The rights of transgender people require protecting but that cannot come at the cost of the rights of women. New guidance and rules in the fallout from this new identity politics are causing mayhem as my mailbox shows. Issues from unisex toilets in schools through to the safety of women prisoners and the dignity of prison staff are now arising.
It’s many years now since my auld Mum used to enjoy going to the women's session at the local swimming baths. Initially I jeered but soon realised that it was right and necessary to avoid testosterone-filled youths such as myself spoiling her relaxation.
Women’s sessions and women's only spaces are perfectly legitimate. Males should be excluded and simply pronouncing yourself female cannot suffice.
Yet now the direction is to bring in unisex toilets in schools. Frankly, I found the toilets intimidating places in my schooldays and the idea that a young girl should have to share that space with an older male youth is nuts. No wonder even relatively modest proposals in East Lothian are crossing a line for many parents and youngsters.
In Westminster, the justice trade unions are raising issues about self-identification in the women’s prison estate. A judicial review’s ongoing in the English courts after assaults perpetrated by a man self-identifying as a woman.
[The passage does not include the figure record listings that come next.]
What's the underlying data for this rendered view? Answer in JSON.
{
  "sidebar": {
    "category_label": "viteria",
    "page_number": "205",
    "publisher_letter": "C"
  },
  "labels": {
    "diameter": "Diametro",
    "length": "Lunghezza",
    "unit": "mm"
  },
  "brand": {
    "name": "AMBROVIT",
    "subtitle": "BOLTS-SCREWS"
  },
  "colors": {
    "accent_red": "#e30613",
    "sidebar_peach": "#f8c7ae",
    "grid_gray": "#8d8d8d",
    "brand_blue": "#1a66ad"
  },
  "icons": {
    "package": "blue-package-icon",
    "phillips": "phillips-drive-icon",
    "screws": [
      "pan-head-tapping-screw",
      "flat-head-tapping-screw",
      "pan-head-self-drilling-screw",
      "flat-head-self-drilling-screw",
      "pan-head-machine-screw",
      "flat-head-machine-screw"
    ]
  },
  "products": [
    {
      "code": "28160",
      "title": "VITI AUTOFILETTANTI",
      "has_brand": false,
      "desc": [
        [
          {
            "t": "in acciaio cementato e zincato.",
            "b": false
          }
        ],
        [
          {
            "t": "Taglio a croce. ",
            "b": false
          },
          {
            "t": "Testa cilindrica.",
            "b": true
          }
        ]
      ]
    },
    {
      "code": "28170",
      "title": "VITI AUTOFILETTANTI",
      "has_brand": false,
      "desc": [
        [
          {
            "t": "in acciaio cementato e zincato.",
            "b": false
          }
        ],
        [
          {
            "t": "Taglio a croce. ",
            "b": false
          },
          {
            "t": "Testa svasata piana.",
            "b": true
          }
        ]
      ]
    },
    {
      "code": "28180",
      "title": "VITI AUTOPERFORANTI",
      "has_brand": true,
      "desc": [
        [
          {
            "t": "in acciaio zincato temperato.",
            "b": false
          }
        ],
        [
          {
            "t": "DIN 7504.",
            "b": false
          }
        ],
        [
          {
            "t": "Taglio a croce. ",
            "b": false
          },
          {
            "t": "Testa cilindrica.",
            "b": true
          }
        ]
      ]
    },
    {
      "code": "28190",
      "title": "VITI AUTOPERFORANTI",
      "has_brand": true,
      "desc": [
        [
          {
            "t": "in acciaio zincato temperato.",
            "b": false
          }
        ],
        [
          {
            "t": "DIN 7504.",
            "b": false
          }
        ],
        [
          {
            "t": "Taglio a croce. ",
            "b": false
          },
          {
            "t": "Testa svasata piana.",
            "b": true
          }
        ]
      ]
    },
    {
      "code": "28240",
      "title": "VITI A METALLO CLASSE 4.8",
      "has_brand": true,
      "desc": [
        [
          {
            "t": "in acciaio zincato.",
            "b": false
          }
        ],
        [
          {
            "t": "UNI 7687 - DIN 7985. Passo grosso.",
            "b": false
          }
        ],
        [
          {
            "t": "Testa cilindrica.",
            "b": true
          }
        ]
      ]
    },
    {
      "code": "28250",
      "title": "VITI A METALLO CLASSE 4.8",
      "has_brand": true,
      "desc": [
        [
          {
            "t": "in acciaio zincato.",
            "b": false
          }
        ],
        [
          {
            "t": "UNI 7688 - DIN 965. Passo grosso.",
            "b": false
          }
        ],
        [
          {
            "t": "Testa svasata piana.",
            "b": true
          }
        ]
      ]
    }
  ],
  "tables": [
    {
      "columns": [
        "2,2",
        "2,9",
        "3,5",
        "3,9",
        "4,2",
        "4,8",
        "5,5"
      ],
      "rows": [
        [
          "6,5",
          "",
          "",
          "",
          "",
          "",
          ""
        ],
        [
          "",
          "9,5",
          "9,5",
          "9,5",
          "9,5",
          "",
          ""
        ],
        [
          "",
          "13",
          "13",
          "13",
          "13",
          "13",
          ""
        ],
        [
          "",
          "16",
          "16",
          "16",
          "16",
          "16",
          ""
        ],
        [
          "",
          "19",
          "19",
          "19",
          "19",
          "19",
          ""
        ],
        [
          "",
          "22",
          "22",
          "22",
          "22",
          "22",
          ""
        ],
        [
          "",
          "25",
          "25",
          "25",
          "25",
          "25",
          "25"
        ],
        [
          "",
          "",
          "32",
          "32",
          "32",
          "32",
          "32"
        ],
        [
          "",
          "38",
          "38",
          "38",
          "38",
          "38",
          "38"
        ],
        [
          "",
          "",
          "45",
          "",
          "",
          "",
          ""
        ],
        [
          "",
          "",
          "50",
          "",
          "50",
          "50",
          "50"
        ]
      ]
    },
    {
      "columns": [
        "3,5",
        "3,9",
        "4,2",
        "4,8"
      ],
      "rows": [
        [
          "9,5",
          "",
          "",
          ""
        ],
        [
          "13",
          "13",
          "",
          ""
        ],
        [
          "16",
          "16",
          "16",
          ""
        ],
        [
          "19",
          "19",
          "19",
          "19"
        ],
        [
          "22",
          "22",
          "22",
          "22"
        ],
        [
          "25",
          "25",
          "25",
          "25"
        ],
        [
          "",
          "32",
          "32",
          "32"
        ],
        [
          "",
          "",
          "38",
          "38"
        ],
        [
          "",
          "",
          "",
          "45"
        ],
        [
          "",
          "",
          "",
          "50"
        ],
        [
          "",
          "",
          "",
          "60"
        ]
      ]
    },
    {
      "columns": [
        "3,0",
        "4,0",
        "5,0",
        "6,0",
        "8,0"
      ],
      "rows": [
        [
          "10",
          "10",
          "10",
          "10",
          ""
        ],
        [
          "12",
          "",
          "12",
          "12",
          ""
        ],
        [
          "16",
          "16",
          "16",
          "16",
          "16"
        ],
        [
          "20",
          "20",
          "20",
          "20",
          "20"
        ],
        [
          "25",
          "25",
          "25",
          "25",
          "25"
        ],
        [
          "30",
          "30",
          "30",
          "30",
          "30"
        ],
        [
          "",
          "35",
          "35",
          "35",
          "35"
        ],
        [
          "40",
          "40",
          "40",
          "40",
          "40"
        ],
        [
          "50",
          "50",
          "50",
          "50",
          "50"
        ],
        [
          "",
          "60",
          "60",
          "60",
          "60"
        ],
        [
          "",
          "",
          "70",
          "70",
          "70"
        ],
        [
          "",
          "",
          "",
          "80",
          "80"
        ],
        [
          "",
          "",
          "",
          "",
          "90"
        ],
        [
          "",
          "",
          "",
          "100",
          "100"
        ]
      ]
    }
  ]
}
It’s not just the safety of prisoners but the dignity of staff that’s threatened. If female custody officers are required to carry out a search on someone self-identifying as a woman then that’s demeaning.
It’s not arisen to the same extent in Scotland but, as with school toilets, it’s coming, as I know from discussions with union representatives here.
Protecting the rights of transgender people is both right and necessary. But it cannot be at the expense of women’s rights and self-ID is an attack upon that.
Protecting women’s rights – rights which aren’t just about pay and political representation but the protection of single-sex spaces and services – isn’t transphobic. That’s equally important for women’s safety and dignity.